A dangerous occurrence includes:
- an incident causing or creating a substantial risk of:
- death or serious harm to a person, whether at the premises or elsewhere
- substantial damage to property or the environment, whether at the premises or elsewhere
- anything declared by regulation to be a dangerous occurrence
- any other incident involving a serious and immediate risk of anything mentioned above
Examples of dangerous occurrences include:
- a spill or other loss of containment of a dangerous substance
- an uncontrolled emission of a dangerous substance
- a fire, explosion or release of energy
What information will be requested?
A clear description of the incident with as much detail as possible will help WorkSafe ACT assess whether or not the incident is notifiable and the need for a follow-up investigation by WorkSafe ACT.
Where insufficient details are provided in a telephone notification, WorkSafe ACT may contact the notifier if further information is required. All work health and safety regulators have agreed that the following information should be collected as a minimum at the point of incident notification:
- nomination of the type of notifiable incident such as death, serious injury or illness, or dangerous incident
- incident address, date and time
- details that describe the specific location of the notifiable incident such as section of the warehouse or the particular piece of equipment that the incident involved to assist instructions about site disturbance
- description of the notifiable incident
- injured person's name, salutation, date of birth, address and contact number
- injured person's occupation
- relationship of the injured person to the entity notifying
- description of serious injury or illness
- initial treatment of serious injury or illness
- where the patient has been taken for treatment (if applicable)

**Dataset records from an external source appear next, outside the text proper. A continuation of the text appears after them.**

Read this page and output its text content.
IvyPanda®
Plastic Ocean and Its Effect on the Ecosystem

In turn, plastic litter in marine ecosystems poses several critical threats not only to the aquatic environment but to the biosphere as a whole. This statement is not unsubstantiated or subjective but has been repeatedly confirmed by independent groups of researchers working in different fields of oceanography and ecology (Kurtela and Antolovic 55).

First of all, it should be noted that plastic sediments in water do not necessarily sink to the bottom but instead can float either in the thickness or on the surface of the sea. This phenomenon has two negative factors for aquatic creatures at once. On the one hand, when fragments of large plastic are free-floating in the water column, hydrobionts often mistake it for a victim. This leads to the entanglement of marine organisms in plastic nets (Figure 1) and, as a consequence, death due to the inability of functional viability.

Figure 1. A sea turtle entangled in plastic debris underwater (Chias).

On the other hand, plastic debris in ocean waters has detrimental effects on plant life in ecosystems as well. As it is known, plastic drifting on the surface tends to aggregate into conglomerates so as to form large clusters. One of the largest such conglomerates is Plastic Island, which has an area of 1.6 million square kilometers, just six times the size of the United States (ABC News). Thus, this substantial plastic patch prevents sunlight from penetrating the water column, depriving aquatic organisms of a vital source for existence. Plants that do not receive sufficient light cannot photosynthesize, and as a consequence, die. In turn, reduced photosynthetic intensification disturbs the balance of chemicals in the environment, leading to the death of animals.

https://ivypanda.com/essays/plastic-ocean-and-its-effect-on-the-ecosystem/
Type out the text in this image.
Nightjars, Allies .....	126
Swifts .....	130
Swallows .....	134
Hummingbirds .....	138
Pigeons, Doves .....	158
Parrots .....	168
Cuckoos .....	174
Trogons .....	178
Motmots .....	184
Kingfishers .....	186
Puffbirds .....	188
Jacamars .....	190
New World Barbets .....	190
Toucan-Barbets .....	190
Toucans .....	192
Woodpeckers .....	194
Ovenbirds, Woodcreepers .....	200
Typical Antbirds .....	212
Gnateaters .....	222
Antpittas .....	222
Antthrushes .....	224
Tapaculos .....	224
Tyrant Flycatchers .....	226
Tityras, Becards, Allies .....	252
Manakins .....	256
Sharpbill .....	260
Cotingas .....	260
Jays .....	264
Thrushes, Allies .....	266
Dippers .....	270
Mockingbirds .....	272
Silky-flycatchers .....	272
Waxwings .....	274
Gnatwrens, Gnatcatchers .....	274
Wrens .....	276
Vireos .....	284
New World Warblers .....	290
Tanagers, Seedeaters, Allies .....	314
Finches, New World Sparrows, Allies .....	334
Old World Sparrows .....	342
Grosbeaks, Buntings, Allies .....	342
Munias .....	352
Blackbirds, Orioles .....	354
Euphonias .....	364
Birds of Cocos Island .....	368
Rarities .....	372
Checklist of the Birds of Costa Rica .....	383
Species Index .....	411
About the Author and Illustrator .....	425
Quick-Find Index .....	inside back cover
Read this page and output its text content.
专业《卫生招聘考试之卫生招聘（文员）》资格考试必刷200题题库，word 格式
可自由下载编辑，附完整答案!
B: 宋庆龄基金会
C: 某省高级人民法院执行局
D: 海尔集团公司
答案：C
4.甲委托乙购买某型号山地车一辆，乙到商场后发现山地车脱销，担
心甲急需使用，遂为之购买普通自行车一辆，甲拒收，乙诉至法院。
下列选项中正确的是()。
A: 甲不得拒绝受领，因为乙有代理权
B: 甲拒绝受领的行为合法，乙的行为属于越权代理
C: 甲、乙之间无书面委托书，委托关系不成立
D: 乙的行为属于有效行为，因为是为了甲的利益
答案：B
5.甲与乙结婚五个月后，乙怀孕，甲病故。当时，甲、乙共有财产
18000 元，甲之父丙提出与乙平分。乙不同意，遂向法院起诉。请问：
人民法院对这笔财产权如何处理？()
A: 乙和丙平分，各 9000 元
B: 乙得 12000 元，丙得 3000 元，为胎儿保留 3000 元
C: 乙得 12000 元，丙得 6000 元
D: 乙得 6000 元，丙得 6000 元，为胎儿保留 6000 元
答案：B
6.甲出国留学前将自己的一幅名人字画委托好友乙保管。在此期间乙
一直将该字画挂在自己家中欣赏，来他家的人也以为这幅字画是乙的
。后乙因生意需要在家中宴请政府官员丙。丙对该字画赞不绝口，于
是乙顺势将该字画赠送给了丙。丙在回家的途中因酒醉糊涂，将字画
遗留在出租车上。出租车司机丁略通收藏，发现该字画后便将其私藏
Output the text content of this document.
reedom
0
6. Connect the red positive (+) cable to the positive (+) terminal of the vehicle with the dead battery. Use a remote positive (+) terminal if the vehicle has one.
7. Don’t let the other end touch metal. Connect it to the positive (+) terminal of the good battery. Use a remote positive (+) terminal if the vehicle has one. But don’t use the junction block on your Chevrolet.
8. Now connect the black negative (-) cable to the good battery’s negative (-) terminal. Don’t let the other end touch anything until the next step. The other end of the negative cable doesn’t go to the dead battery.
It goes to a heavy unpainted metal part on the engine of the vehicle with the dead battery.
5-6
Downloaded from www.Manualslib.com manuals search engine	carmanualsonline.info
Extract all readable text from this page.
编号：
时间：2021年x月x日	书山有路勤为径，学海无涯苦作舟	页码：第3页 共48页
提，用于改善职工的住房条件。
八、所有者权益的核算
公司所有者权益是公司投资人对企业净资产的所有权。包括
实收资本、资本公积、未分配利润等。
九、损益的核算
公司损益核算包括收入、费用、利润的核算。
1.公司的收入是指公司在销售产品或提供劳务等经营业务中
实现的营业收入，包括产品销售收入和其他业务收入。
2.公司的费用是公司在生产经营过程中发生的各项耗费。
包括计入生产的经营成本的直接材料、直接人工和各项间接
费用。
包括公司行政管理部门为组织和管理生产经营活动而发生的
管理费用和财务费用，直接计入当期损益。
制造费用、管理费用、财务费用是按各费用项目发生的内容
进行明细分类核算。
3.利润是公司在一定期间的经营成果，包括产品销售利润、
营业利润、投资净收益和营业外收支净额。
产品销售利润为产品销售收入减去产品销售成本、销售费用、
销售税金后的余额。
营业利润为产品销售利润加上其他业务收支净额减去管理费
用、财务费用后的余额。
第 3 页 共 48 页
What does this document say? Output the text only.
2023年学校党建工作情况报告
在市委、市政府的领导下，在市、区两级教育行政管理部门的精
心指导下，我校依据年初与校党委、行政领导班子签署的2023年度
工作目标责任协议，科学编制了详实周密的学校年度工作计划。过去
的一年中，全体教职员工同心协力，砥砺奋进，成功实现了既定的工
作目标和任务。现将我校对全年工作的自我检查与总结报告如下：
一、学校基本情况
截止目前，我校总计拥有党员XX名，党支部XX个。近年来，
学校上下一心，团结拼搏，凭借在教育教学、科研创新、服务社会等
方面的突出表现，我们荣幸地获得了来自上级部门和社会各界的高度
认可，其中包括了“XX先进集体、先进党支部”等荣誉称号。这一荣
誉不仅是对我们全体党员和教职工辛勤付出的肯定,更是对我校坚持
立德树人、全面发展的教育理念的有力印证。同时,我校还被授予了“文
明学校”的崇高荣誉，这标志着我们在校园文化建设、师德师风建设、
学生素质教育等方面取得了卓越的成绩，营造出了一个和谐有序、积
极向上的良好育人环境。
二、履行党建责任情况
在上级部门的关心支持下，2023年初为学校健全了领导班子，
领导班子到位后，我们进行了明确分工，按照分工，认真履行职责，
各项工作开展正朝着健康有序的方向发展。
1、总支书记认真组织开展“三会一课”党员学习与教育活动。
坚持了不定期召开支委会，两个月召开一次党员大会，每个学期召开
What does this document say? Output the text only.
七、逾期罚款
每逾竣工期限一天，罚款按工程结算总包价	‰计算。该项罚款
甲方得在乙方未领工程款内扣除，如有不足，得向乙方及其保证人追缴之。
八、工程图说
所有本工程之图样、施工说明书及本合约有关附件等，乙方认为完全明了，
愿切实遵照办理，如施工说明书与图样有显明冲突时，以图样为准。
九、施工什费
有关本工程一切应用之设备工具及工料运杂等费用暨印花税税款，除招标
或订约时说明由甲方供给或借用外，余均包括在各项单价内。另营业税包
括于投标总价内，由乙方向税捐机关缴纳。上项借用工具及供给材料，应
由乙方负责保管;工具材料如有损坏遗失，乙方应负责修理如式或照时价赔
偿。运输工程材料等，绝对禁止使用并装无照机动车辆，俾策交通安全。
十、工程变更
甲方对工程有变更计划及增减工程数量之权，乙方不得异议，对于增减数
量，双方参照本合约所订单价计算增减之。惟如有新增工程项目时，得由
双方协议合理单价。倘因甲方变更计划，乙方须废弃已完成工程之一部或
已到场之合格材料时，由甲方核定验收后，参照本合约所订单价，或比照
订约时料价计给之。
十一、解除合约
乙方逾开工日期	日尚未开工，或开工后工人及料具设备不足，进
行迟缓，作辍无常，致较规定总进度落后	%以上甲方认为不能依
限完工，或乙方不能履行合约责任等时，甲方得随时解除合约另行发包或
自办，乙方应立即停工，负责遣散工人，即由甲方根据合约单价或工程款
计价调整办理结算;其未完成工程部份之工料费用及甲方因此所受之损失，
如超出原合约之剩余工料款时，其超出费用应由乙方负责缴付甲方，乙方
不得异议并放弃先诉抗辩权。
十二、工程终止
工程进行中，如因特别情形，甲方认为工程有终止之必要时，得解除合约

- legal and trading name of the person conducting a business or undertaking
- business address (if different from incident address), ABN/ACN and contact details (including phone number and email);
- action taken or intended to be taken (if any) to prevent recurrence
- notifyee's name, salutation, contact phone number and position at workplace
- name, phone number and position of person to contact for further information (if different from above)
All of this information may not be available at the time of notification. If this is the case you must still immediately notify WorkSafe ACT and provide the information you have. The rest of the information will still be collected at a later time.
Upgrading a notification
If a notifiable incident escalates from a serious illness or injury to a death, the person conducting a business or undertaking must provide separate notification to WorkSafe ACT immediately after becoming aware that the person has died.